Companies can award options over restricted and conditional shares to provide flexibility regarding performance conditions and ensure that they can manage what becomes of their shares.

Details of the restrictions and conditions must be set out in the employee's EMI option agreement. The normal tax and NICs rules applicable when conditions or restrictions are lifted apply in respect of shares acquired under an EMI option, however.

At any one time employees may hold EMI options over shares with a value of up to £120,000 at the date of grant. An employee who is granted options above that limit will still be able to obtain relief under EMI on options up to the limit.

Companies which provide EMI options to their employees can deduct the cost of setting up and administering the necessary arrangements when computing their corporation tax profits.

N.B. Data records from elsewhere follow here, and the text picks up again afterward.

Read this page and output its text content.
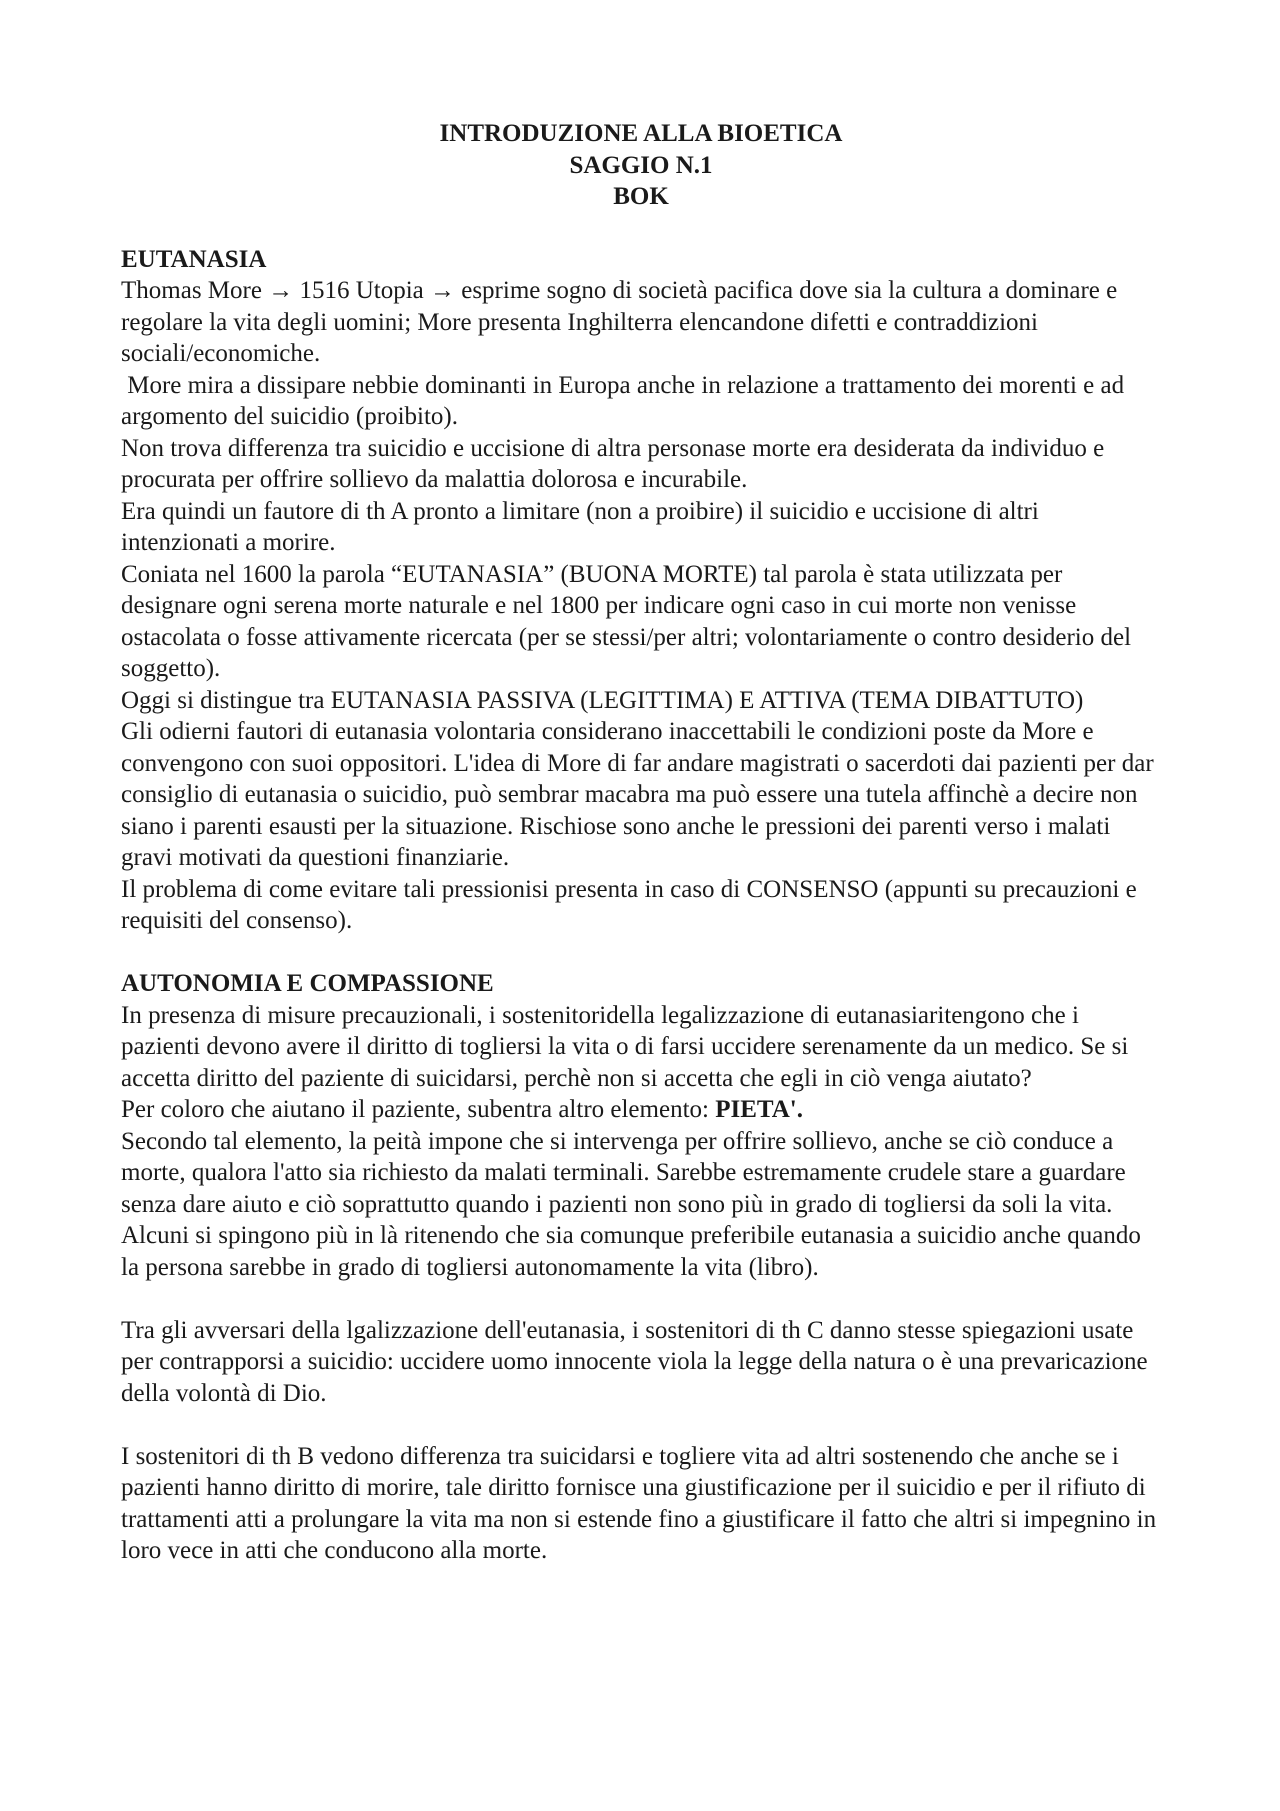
INTRODUZIONE ALLA BIOETICA
SAGGIO N.1
BOK
EUTANASIA

Thomas More → 1516 Utopia → esprime sogno di società pacifica dove sia la cultura a dominare e regolare la vita degli uomini; More presenta Inghilterra elencandone difetti e contraddizioni sociali/economiche.

More mira a dissipare nebbie dominanti in Europa anche in relazione a trattamento dei morenti e ad argomento del suicidio (proibito).

Non trova differenza tra suicidio e uccisione di altra personase morte era desiderata da individuo e procurata per offrire sollievo da malattia dolorosa e incurabile.

Era quindi un fautore di th A pronto a limitare (non a proibire) il suicidio e uccisione di altri intenzionati a morire.

Coniata nel 1600 la parola “EUTANASIA” (BUONA MORTE) tal parola è stata utilizzata per designare ogni serena morte naturale e nel 1800 per indicare ogni caso in cui morte non venisse ostacolata o fosse attivamente ricercata (per se stessi/per altri; volontariamente o contro desiderio del soggetto).

Oggi si distingue tra EUTANASIA PASSIVA (LEGITTIMA) E ATTIVA (TEMA DIBATTUTO)

Gli odierni fautori di eutanasia volontaria considerano inaccettabili le condizioni poste da More e convengono con suoi oppositori. L'idea di More di far andare magistrati o sacerdoti dai pazienti per dar consiglio di eutanasia o suicidio, può sembrar macabra ma può essere una tutela affinchè a decire non siano i parenti esausti per la situazione. Rischiose sono anche le pressioni dei parenti verso i malati gravi motivati da questioni finanziarie.

Il problema di come evitare tali pressionisi presenta in caso di CONSENSO (appunti su precauzioni e requisiti del consenso).

AUTONOMIA E COMPASSIONE

In presenza di misure precauzionali, i sostenitoridella legalizzazione di eutanasiaritengono che i pazienti devono avere il diritto di togliersi la vita o di farsi uccidere serenamente da un medico. Se si accetta diritto del paziente di suicidarsi, perchè non si accetta che egli in ciò venga aiutato?

Per coloro che aiutano il paziente, subentra altro elemento: PIETA'.

Secondo tal elemento, la peità impone che si intervenga per offrire sollievo, anche se ciò conduce a morte, qualora l'atto sia richiesto da malati terminali. Sarebbe estremamente crudele stare a guardare senza dare aiuto e ciò soprattutto quando i pazienti non sono più in grado di togliersi da soli la vita.

Alcuni si spingono più in là ritenendo che sia comunque preferibile eutanasia a suicidio anche quando la persona sarebbe in grado di togliersi autonomamente la vita (libro).

Tra gli avversari della lgalizzazione dell'eutanasia, i sostenitori di th C danno stesse spiegazioni usate per contrapporsi a suicidio: uccidere uomo innocente viola la legge della natura o è una prevaricazione della volontà di Dio.

I sostenitori di th B vedono differenza tra suicidarsi e togliere vita ad altri sostenendo che anche se i pazienti hanno diritto di morire, tale diritto fornisce una giustificazione per il suicidio e per il rifiuto di trattamenti atti a prolungare la vita ma non si estende fino a giustificare il fatto che altri si impegnino in loro vece in atti che conducono alla morte.
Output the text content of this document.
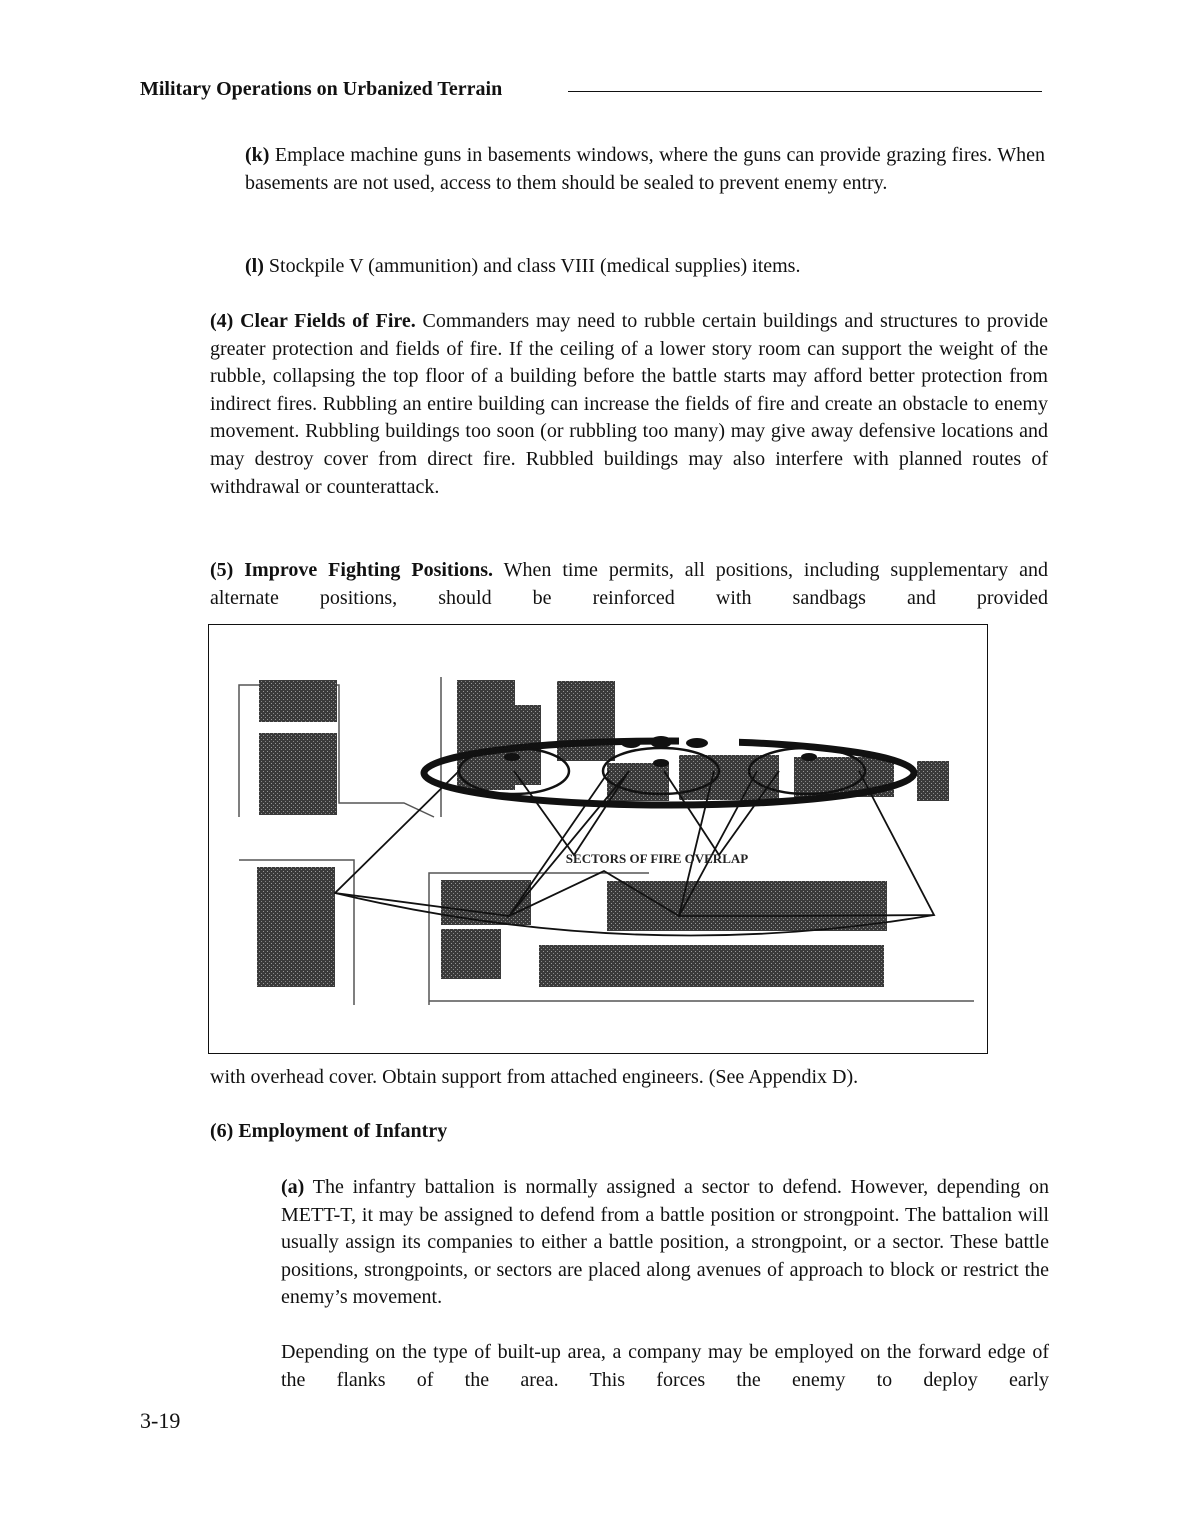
Military Operations on Urbanized Terrain

(k) Emplace machine guns in basements windows, where the guns can provide grazing fires. When basements are not used, access to them should be sealed to prevent enemy entry.

(l) Stockpile V (ammunition) and class VIII (medical supplies) items.

(4) Clear Fields of Fire. Commanders may need to rubble certain buildings and structures to provide greater protection and fields of fire. If the ceiling of a lower story room can support the weight of the rubble, collapsing the top floor of a building before the battle starts may afford better protection from indirect fires. Rubbling an entire building can increase the fields of fire and create an obstacle to enemy movement. Rubbling buildings too soon (or rubbling too many) may give away defensive locations and may destroy cover from direct fire. Rubbled buildings may also interfere with planned routes of withdrawal or counterattack.

(5) Improve Fighting Positions. When time permits, all positions, including supplementary and alternate positions, should be reinforced with sandbags and provided

SECTORS OF FIRE OVERLAP

with overhead cover. Obtain support from attached engineers. (See Appendix D).

(6) Employment of Infantry

(a) The infantry battalion is normally assigned a sector to defend. However, depending on METT-T, it may be assigned to defend from a battle position or strongpoint. The battalion will usually assign its companies to either a battle position, a strongpoint, or a sector. These battle positions, strongpoints, or sectors are placed along avenues of approach to block or restrict the enemy’s movement.

Depending on the type of built-up area, a company may be employed on the forward edge of the flanks of the area. This forces the enemy to deploy early

3-19
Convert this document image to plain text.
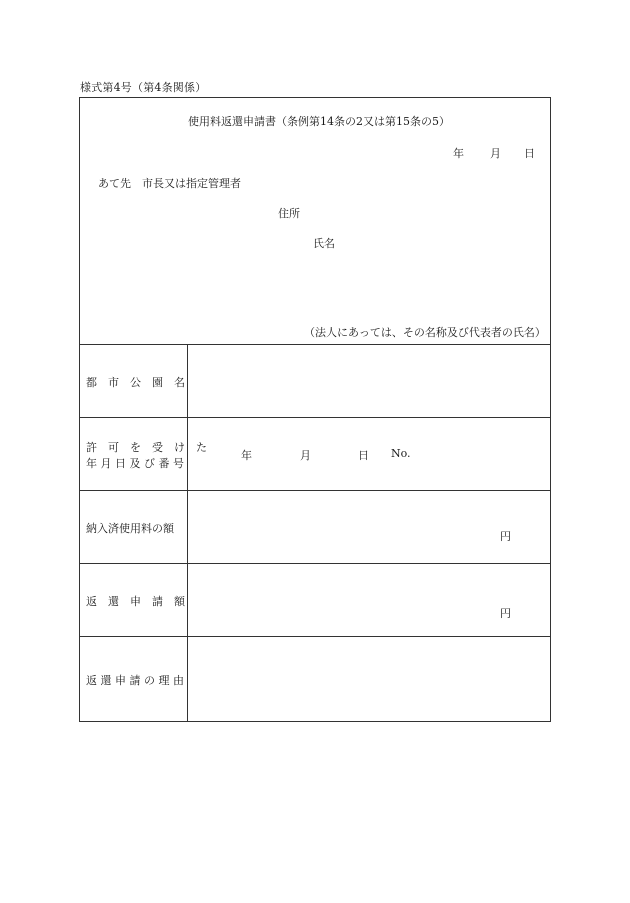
様式第4号（第4条関係）
使用料返還申請書（条例第14条の2又は第15条の5）
年 月 日
あて先　市長又は指定管理者
住所
氏名
（法人にあっては、その名称及び代表者の氏名）
都　市　公　園　名
許　可　を　受　け　た
年 月 日 及 び 番 号
年	月	日 No.
納入済使用料の額
円
返　還　申　請　額
円
返 還 申 請 の 理 由
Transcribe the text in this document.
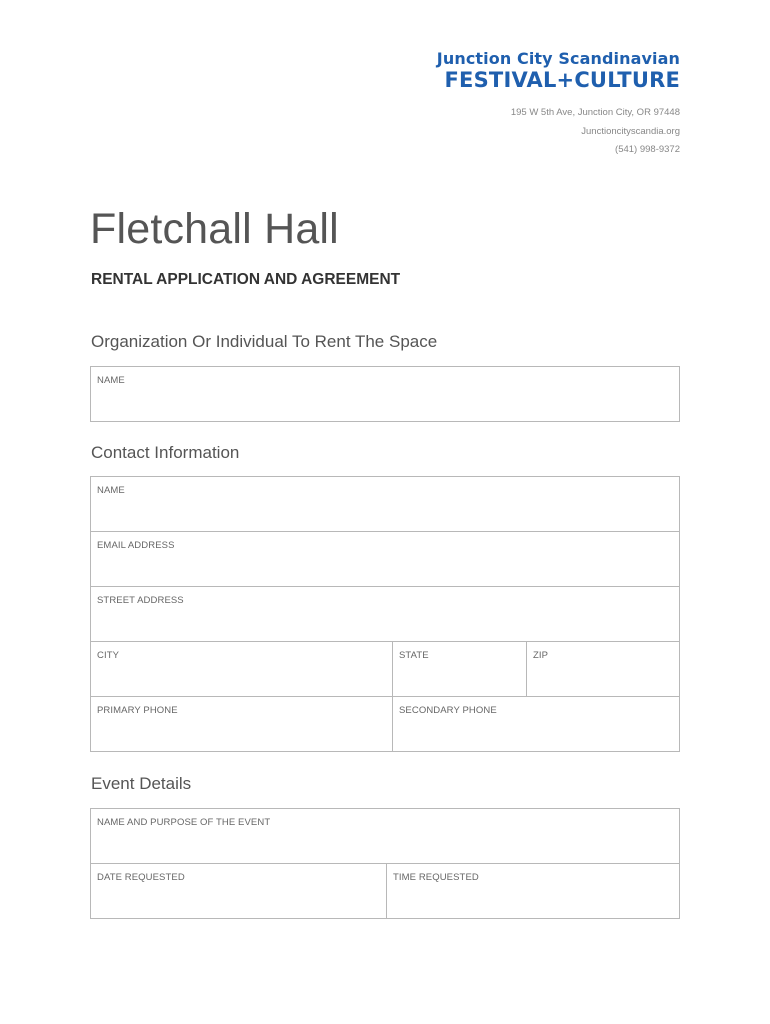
Junction City Scandinavian
FESTIVAL+CULTURE
195 W 5th Ave, Junction City, OR 97448
Junctioncityscandia.org
(541) 998-9372
Fletchall Hall
RENTAL APPLICATION AND AGREEMENT
Organization Or Individual To Rent The Space
NAME
Contact Information
NAME
EMAIL ADDRESS
STREET ADDRESS
CITY	STATE	ZIP
PRIMARY PHONE	SECONDARY PHONE
Event Details
NAME AND PURPOSE OF THE EVENT
DATE REQUESTED	TIME REQUESTED
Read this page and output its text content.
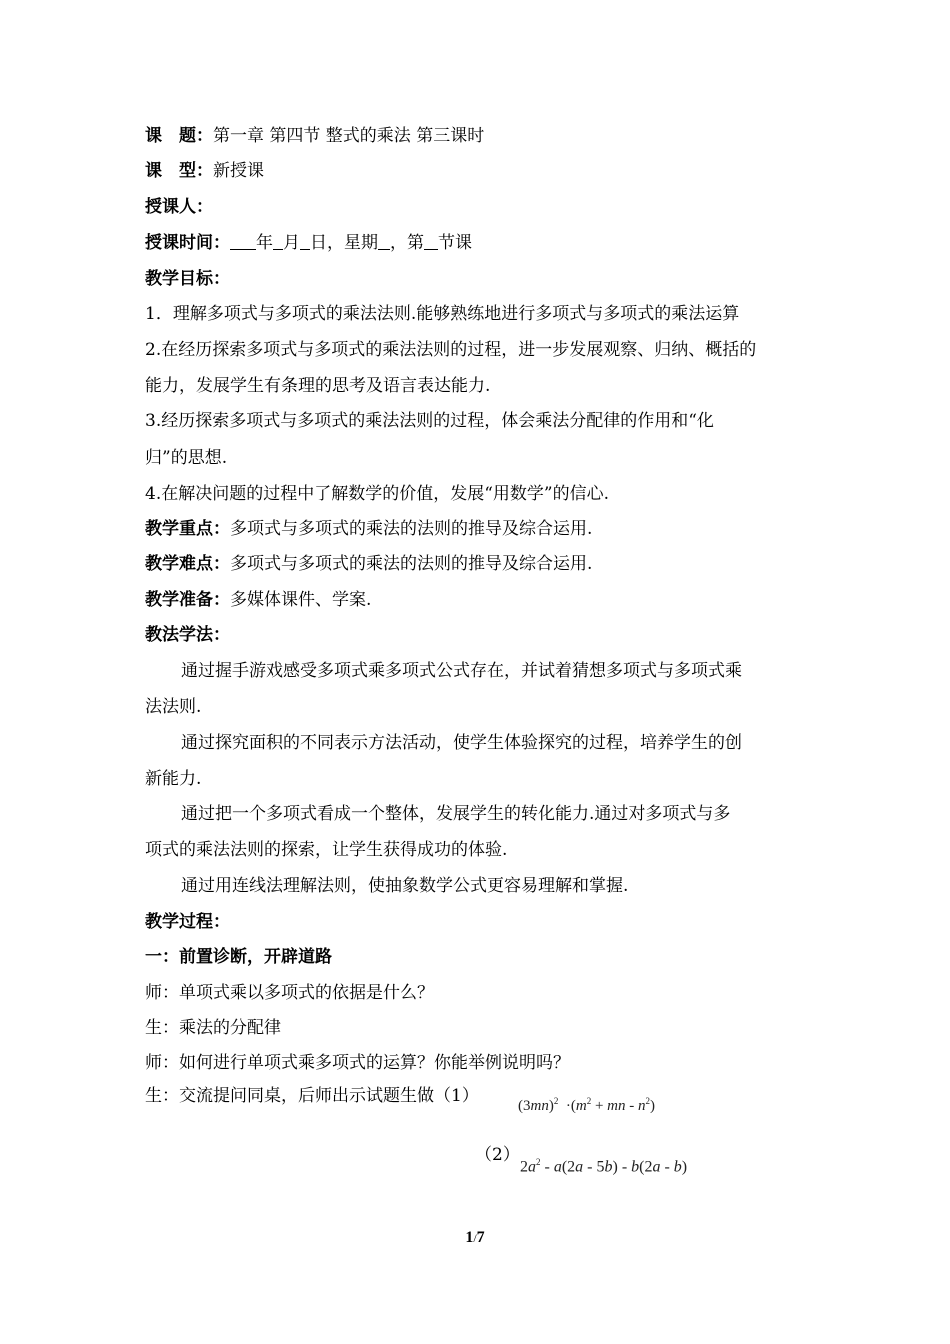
课　题：第一章 第四节 整式的乘法 第三课时
课　型：新授课
授课人：
授课时间： 年 月 日，星期 ，第 节课
教学目标：
1．理解多项式与多项式的乘法法则.能够熟练地进行多项式与多项式的乘法运算
2.在经历探索多项式与多项式的乘法法则的过程，进一步发展观察、归纳、概括的
能力，发展学生有条理的思考及语言表达能力.
3.经历探索多项式与多项式的乘法法则的过程，体会乘法分配律的作用和“化
归”的思想.
4.在解决问题的过程中了解数学的价值，发展“用数学”的信心.
教学重点：多项式与多项式的乘法的法则的推导及综合运用.
教学难点：多项式与多项式的乘法的法则的推导及综合运用.
教学准备：多媒体课件、学案.
教法学法：
通过握手游戏感受多项式乘多项式公式存在，并试着猜想多项式与多项式乘
法法则.
通过探究面积的不同表示方法活动，使学生体验探究的过程，培养学生的创
新能力.
通过把一个多项式看成一个整体，发展学生的转化能力.通过对多项式与多
项式的乘法法则的探索，让学生获得成功的体验.
通过用连线法理解法则，使抽象数学公式更容易理解和掌握.
教学过程：
一：前置诊断，开辟道路
师：单项式乘以多项式的依据是什么？
生：乘法的分配律
师：如何进行单项式乘多项式的运算？你能举例说明吗？
生：交流提问同桌，后师出示试题生做（1）	$(3mn)^2 \cdot(m^2$ + mn - $n^2$)
（2）
$2a^2 - a(2a - 5b) - b(2a - b)$
1/7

The government is also proposing to make option gains of employees deductible against corporate tax.

Disqualifying event

Certain disqualifying events can remove the EMI scheme tax benefits, such as the issuing company ceasing to be a trading company, the employee ceasing to meet the working time requirements, or the grant of a CSOP option which takes the combined EMI/CSOP options over £120,000 in total.

Disqualifying events can result in a loss of tax relief on any increase in share values from that point forward, HMRC do however allow a period of 40 days grace before tax relief is removed.

How to operate EMI

The administrative arrangements for EMI have been kept to a minimum in order to keep costs down for employers - no approval arrangements are in place for EMI, instead employers notify HMRC of the grants of EMI options that they make. HMRC has up to 12 months to check whether the grants meet the EMI rules.

Each grant must be covered by a written agreement between the company and the employee specifying:

  • The date of the grant.
  • That the shares were granted under the provisions of EMI.
  • The number or maximum number of shares under the EMI option.
  • The market value of the shares at the date of the grant.
  • The exercise price.
  • When and how the option is to be exercised.
  • Details of any restrictions or conditions attaching to the shares.
  • Details of any performance requirements.
  • Companies must notify HMRC of the grant of EMI options within 92 days of the grant being made. HMRC are considering how best to enable employers to provide this information electronically.

Any share valuations required in connection with EMI will normally have to be agreed with the Shares Valuation Department at HMRC.